Consumer<GenericRecord> pulsarConsumer = client.newConsumer(Schema.AUTO_CONSUME())
…
.subscribe();
Message<GenericRecord> msg = consumer.receive() ;
GenericRecord record = msg.getValue();
record.getFields().forEach((field -> {
if (field.getName().equals("theNeedFieldName")) {
Object recordField = record.getField(field);
//Do some things
}
}));
Customize schema storage
By default, Pulsar stores various data types of schemas in Apache BookKeeper deployed alongside Pulsar.

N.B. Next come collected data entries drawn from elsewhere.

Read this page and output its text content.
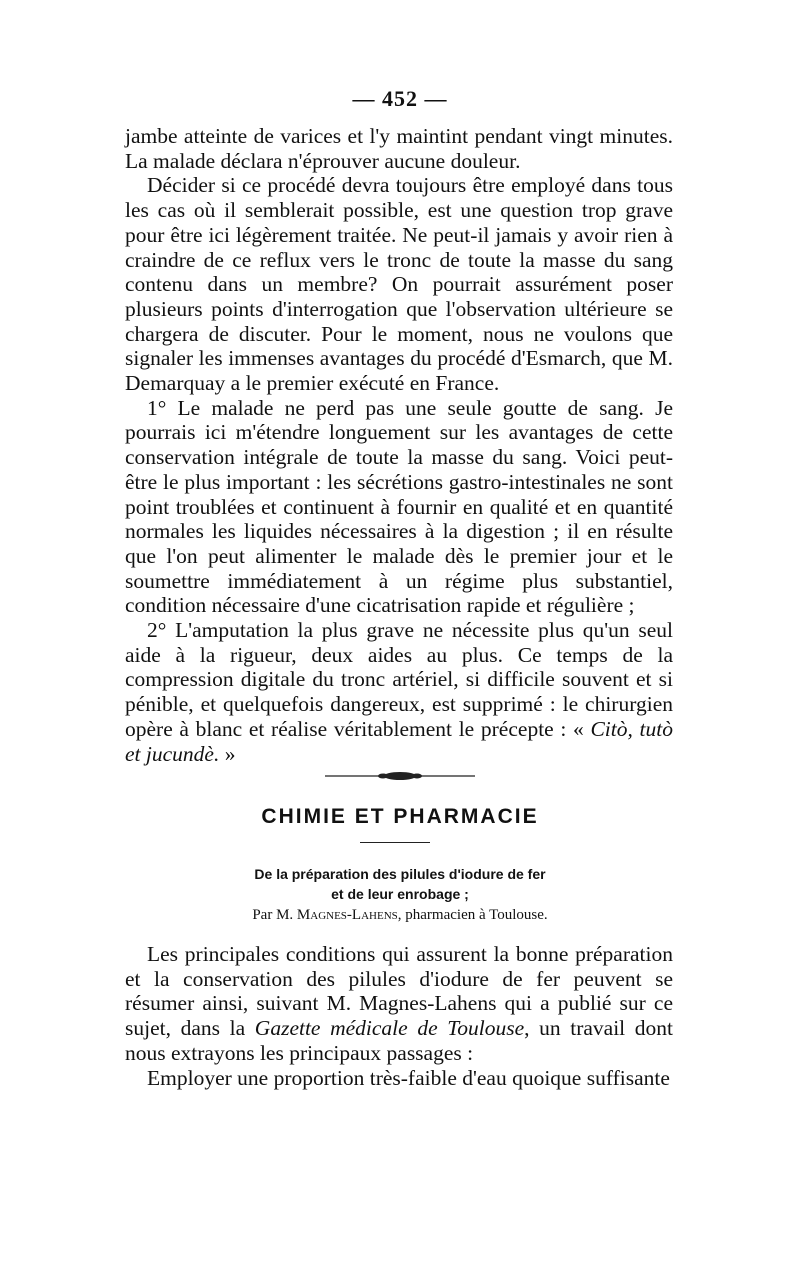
— 452 —

jambe atteinte de varices et l'y maintint pendant vingt minutes. La malade déclara n'éprouver aucune douleur.

Décider si ce procédé devra toujours être employé dans tous les cas où il semblerait possible, est une question trop grave pour être ici légèrement traitée. Ne peut-il jamais y avoir rien à craindre de ce reflux vers le tronc de toute la masse du sang contenu dans un membre? On pourrait assurément poser plusieurs points d'interrogation que l'observation ultérieure se chargera de discuter. Pour le moment, nous ne voulons que signaler les immenses avantages du procédé d'Esmarch, que M. Demarquay a le premier exécuté en France.

1° Le malade ne perd pas une seule goutte de sang. Je pourrais ici m'étendre longuement sur les avantages de cette conservation intégrale de toute la masse du sang. Voici peut-être le plus important : les sécrétions gastro-intestinales ne sont point troublées et continuent à fournir en qualité et en quantité normales les liquides nécessaires à la digestion ; il en résulte que l'on peut alimenter le malade dès le premier jour et le soumettre immédiatement à un régime plus substantiel, condition nécessaire d'une cicatrisation rapide et régulière ;

2° L'amputation la plus grave ne nécessite plus qu'un seul aide à la rigueur, deux aides au plus. Ce temps de la compression digitale du tronc artériel, si difficile souvent et si pénible, et quelquefois dangereux, est supprimé : le chirurgien opère à blanc et réalise véritablement le précepte : « Citò, tutò et jucundè. »

CHIMIE ET PHARMACIE
De la préparation des pilules d'iodure de fer
et de leur enrobage ;
Par M. Magnes-Lahens, pharmacien à Toulouse.

Les principales conditions qui assurent la bonne préparation et la conservation des pilules d'iodure de fer peuvent se résumer ainsi, suivant M. Magnes-Lahens qui a publié sur ce sujet, dans la Gazette médicale de Toulouse, un travail dont nous extrayons les principaux passages :

Employer une proportion très-faible d'eau quoique suffisante
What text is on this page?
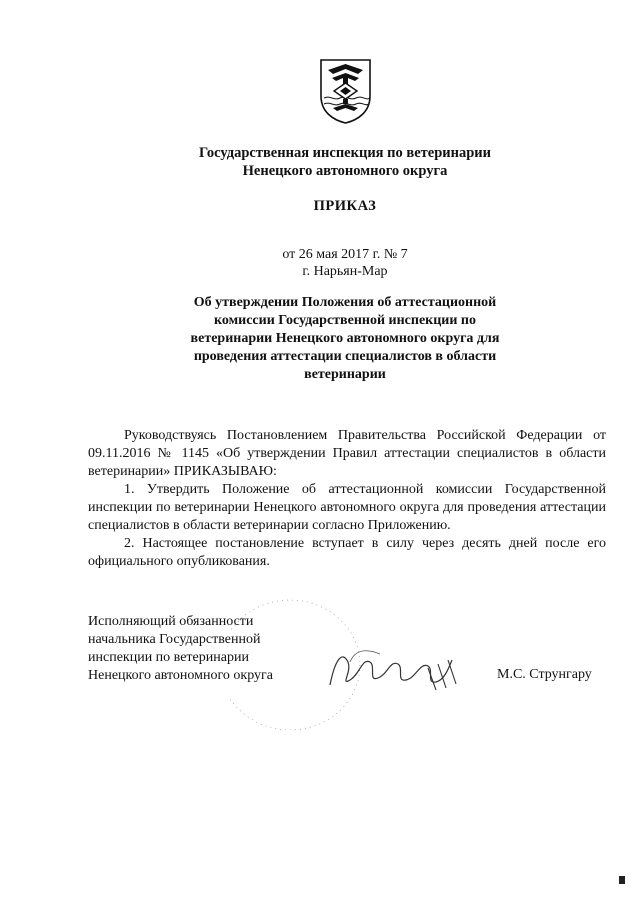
Государственная инспекция по ветеринарии
Ненецкого автономного округа
ПРИКАЗ
от 26 мая 2017 г. № 7
г. Нарьян-Мар
Об утверждении Положения об аттестационной
комиссии Государственной инспекции по
ветеринарии Ненецкого автономного округа для
проведения аттестации специалистов в области
ветеринарии

Руководствуясь Постановлением Правительства Российской Федерации от 09.11.2016 № 1145 «Об утверждении Правил аттестации специалистов в области ветеринарии» ПРИКАЗЫВАЮ:

1. Утвердить Положение об аттестационной комиссии Государственной инспекции по ветеринарии Ненецкого автономного округа для проведения аттестации специалистов в области ветеринарии согласно Приложению.

2. Настоящее постановление вступает в силу через десять дней после его официального опубликования.

Исполняющий обязанности
начальника Государственной
инспекции по ветеринарии
Ненецкого автономного округа	М.С. Струнгару
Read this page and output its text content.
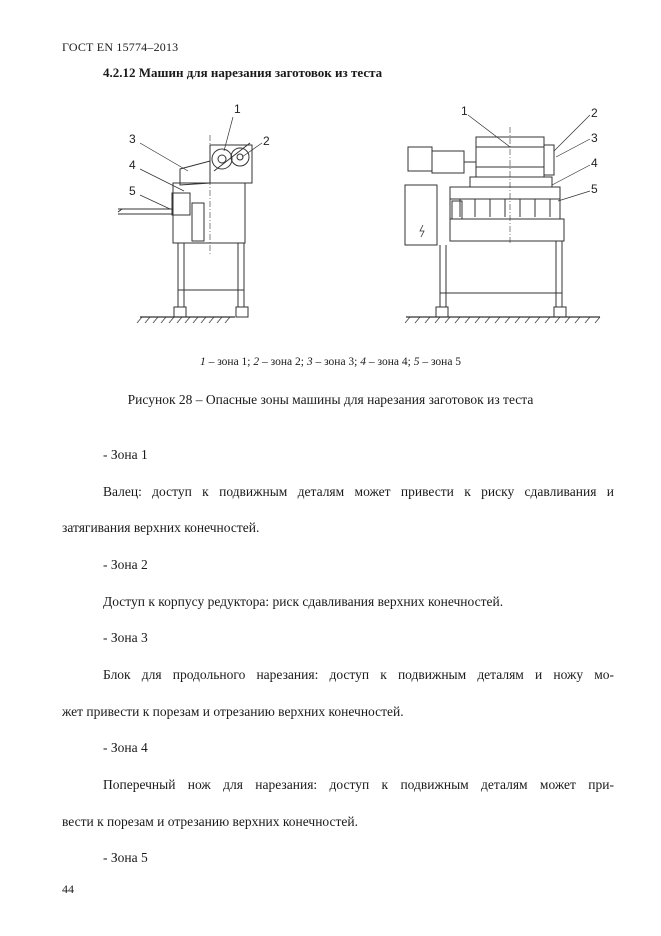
ГОСТ EN 15774–2013
4.2.12 Машин для нарезания заготовок из теста
1
2
3
4
5
1	2
3
4
5
1 – зона 1; 2 – зона 2; 3 – зона 3; 4 – зона 4; 5 – зона 5
Рисунок 28 – Опасные зоны машины для нарезания заготовок из теста
- Зона 1
Валец: доступ к подвижным деталям может привести к риску сдавливания и
затягивания верхних конечностей.
- Зона 2
Доступ к корпусу редуктора: риск сдавливания верхних конечностей.
- Зона 3
Блок для продольного нарезания: доступ к подвижным деталям и ножу мо-
жет привести к порезам и отрезанию верхних конечностей.
- Зона 4
Поперечный нож для нарезания: доступ к подвижным деталям может при-
вести к порезам и отрезанию верхних конечностей.
- Зона 5
44
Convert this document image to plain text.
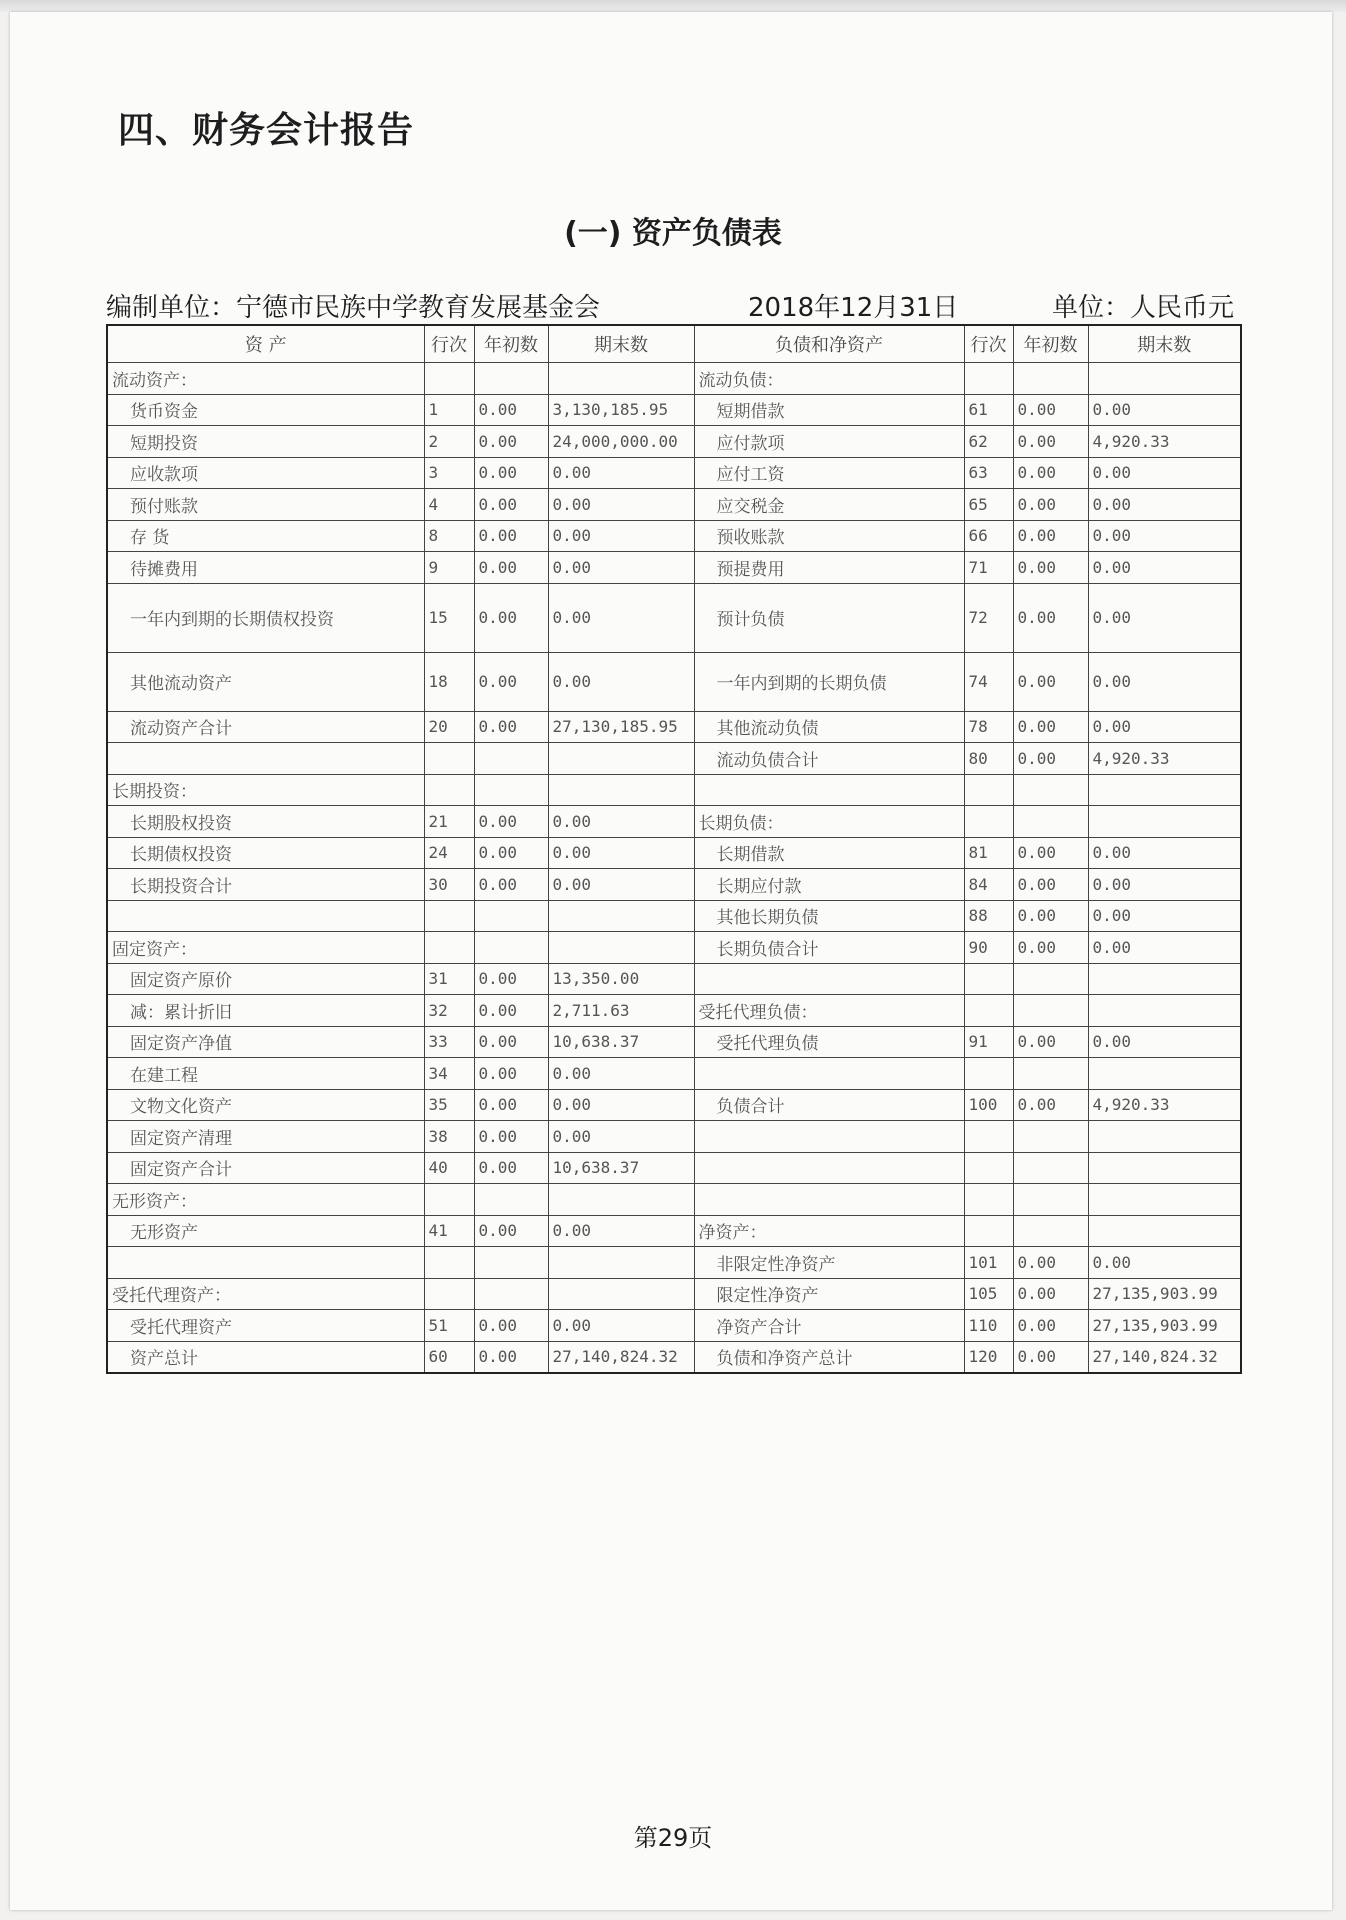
四、财务会计报告
(一) 资产负债表
编制单位：宁德市民族中学教育发展基金会	2018年12月31日	单位：人民币元
资 产	行次	年初数	期末数	负债和净资产	行次	年初数	期末数
流动资产：				流动负债：			
货币资金	1	0.00	3,130,185.95	短期借款	61	0.00	0.00
短期投资	2	0.00	24,000,000.00	应付款项	62	0.00	4,920.33
应收款项	3	0.00	0.00	应付工资	63	0.00	0.00
预付账款	4	0.00	0.00	应交税金	65	0.00	0.00
存 货	8	0.00	0.00	预收账款	66	0.00	0.00
待摊费用	9	0.00	0.00	预提费用	71	0.00	0.00
一年内到期的长期债权投资	15	0.00	0.00	预计负债	72	0.00	0.00
其他流动资产	18	0.00	0.00	一年内到期的长期负债	74	0.00	0.00
流动资产合计	20	0.00	27,130,185.95	其他流动负债	78	0.00	0.00
				流动负债合计	80	0.00	4,920.33
长期投资：							
长期股权投资	21	0.00	0.00	长期负债：			
长期债权投资	24	0.00	0.00	长期借款	81	0.00	0.00
长期投资合计	30	0.00	0.00	长期应付款	84	0.00	0.00
				其他长期负债	88	0.00	0.00
固定资产：				长期负债合计	90	0.00	0.00
固定资产原价	31	0.00	13,350.00				
减：累计折旧	32	0.00	2,711.63	受托代理负债：			
固定资产净值	33	0.00	10,638.37	受托代理负债	91	0.00	0.00
在建工程	34	0.00	0.00				
文物文化资产	35	0.00	0.00	负债合计	100	0.00	4,920.33
固定资产清理	38	0.00	0.00				
固定资产合计	40	0.00	10,638.37				
无形资产：							
无形资产	41	0.00	0.00	净资产：			
				非限定性净资产	101	0.00	0.00
受托代理资产：				限定性净资产	105	0.00	27,135,903.99
受托代理资产	51	0.00	0.00	净资产合计	110	0.00	27,135,903.99
资产总计	60	0.00	27,140,824.32	负债和净资产总计	120	0.00	27,140,824.32
第29页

Alternatively, you can use another storage system if needed.
To use a non-default (non-BookKeeper) storage system for Pulsar schemas, you need to implement the following Java interfaces before deploying custom schema storage:
Implement SchemaStorage
interface
The SchemaStorage
interface has the following methods:
public interface SchemaStorage {
// How schemas are updated
CompletableFuture<SchemaVersion> put(String key, byte[] value, byte[] hash);
// How schemas are fetched from storage
CompletableFuture<StoredSchema> get(String key, SchemaVersion version);
// How schemas are deleted
CompletableFuture<SchemaVersion> delete(String key);
// Utility method for converting a schema version byte array to a SchemaVersion object
SchemaVersion versionFromBytes(byte[] version);
// Startup behavior for the schema storage client
void start() throws Exception;
// Shutdown behavior for the schema storage client
void close() throws Exception;
}
tip
For a complete example of schema storage implementation, see the BookKeeperSchemaStorage class.
Implement SchemaStorageFactory
interface
The SchemaStorageFactory
interface has the following method:
public interface SchemaStorageFactory {
@NotNull
SchemaStorage create(PulsarService pulsar) throws Exception;
}
tip
For a complete example of schema storage factory implementation, see the BookKeeperSchemaStorageFactory class.
Deploy custom schema storage
To use your custom schema storage implementation, perform the following steps.
Package the implementation in a JAR file.
Add the JAR file to the
lib
folder in your Pulsar binary or source distribution.Change the
schemaRegistryStorageClassName
configuration in theconf/broker.conf
file to your custom factory class.Start Pulsar.